Он повернулся и пошел к машине. Когда она быстро отъехала, Эльдар смог перевести дыхание. Эта встреча не была случайной. Они знали его имя и фамилию, даже осведомлены, где именно он работает. Сюда подъехали специально, чтобы увидеться именно с ним. Значит, их кто-то предупредил. Только свои видели, когда он вышел с Петровки. Сафаров остановил машину и поехал на работу. Из своего кабинета сразу позвонил Сергееву:
– Виктор, ты кому-нибудь говорил, что я ушел на работу?
– Никому не говорил, – удивился Сергеев. – А что случилось?
– Ко мне подослали каких-то бандитов, – пояснил Эльдар. – Они просили забыть про банк «Эллада». И точно знали мое имя и фамилию. Ты не предполагаешь, кто их мог послать?
– Как они узнали, когда именно ты выйдешь? – задал резонный вопрос Сергеев.
– Кто-то узнал о том, что я был на встрече, и вычислил, куда именно я пойду. Кто мог узнать об этом от наших гостей?
– Ты думаешь, что он? – изумился Сергеев. – Неужели такое возможно? Нет, он бы никогда не решился.
– Это Ванилин, – устало подтвердил Сафаров. – Только он мог так оперативно все узнать и послать людей. Может, даже уточнил у кого-то из дежурных. Ты позвони и проверь. В любом случае понятно, что сам банкир не сумел бы проявить такую оперативность.
– Ты понимаешь, о чем говоришь? – возмутился Сергеев. – Он ведь не бандит, а заместитель министра МВД!
– Значит, опаснее бандита, – вздохнул Эльдар. – Я ведь много лет работал в прокуратуре и понимаю, что таких случайных совпадений не бывает. Должен быть опытный организатор со связями. А я вышел с Петровки… Значит, человек, связанный с вашим ведомством.
– Я проверю, – пообещал Сергеев.
– Проверь, – согласился Сафаров, – только я теперь точно знаю, что наш банкир виноват. И даже если меня выгонят отсюда, я уже не успокоюсь, пока снова не отправлю его за решетку.

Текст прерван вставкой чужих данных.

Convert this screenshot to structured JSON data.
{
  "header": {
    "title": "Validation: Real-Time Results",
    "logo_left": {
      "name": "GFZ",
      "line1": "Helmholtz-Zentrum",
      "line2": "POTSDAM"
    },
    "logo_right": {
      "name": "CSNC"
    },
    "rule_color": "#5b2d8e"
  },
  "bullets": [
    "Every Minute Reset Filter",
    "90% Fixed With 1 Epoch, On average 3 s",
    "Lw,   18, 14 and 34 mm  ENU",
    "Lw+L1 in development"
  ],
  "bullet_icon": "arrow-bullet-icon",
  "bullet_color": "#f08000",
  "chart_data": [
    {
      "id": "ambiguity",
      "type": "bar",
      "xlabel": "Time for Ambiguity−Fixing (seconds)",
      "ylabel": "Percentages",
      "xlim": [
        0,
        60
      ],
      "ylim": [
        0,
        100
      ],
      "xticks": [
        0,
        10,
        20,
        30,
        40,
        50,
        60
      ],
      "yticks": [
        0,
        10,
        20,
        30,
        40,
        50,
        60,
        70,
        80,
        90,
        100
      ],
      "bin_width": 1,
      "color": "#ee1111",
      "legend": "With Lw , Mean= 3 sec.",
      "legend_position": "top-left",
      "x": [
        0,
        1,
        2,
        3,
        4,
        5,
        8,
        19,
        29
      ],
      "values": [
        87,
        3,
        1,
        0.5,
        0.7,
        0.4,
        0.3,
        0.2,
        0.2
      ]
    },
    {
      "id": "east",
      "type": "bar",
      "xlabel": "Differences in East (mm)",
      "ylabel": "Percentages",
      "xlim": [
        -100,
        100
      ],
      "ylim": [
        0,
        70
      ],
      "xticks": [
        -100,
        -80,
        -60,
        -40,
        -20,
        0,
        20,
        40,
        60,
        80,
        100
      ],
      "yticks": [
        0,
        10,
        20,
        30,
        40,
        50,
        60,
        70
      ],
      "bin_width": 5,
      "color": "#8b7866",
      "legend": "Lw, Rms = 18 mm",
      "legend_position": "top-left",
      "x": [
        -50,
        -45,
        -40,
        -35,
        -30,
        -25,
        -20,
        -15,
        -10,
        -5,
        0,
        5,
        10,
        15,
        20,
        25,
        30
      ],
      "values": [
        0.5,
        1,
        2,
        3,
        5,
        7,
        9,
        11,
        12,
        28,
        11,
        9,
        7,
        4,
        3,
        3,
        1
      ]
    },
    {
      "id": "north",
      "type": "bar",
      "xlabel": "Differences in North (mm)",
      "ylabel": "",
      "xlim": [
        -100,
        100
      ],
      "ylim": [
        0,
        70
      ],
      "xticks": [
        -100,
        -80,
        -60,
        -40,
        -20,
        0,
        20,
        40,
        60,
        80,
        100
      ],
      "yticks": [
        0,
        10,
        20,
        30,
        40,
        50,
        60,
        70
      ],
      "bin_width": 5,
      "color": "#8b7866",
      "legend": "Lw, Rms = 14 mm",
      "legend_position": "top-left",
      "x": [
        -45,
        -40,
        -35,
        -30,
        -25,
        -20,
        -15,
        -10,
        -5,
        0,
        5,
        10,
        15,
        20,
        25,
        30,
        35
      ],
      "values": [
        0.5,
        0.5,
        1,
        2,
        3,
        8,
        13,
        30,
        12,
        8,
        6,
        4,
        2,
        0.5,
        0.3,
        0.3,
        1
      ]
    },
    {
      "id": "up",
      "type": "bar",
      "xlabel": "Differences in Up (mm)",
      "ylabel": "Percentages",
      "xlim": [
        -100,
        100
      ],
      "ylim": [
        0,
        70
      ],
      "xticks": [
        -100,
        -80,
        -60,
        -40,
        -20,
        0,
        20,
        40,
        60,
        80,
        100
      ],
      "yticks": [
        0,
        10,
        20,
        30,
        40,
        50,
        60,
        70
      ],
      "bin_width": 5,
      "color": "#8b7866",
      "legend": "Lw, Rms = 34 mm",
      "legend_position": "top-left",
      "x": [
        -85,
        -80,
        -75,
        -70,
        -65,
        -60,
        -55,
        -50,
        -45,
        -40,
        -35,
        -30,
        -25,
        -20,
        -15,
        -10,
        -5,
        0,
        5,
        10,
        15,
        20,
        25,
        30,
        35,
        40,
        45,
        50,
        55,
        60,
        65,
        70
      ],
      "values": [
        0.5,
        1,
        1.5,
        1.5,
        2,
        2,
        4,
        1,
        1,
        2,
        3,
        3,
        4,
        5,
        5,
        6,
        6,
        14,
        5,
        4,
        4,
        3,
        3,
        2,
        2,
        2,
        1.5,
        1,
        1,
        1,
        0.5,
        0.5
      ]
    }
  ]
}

«Партийная организация органов внутренних дел Саратовской области, не дожидаясь разъяснений свыше о порядке проведения департизации в рядах МВД, объявила о своем самороспуске».
«Партийная организация органов внутренних дел Волгоградской области объявила о том, что не считает возможным проведение департизации в своих рядах».
«В Министерстве внутренних дел Белоруссии не проводят департизацию и не обсуждают подобный вопрос. Как нам заявили в руководстве министерства внутренних дел, подобные вопросы у них не рассматривались и не будут рассматриваться в ближайшее время».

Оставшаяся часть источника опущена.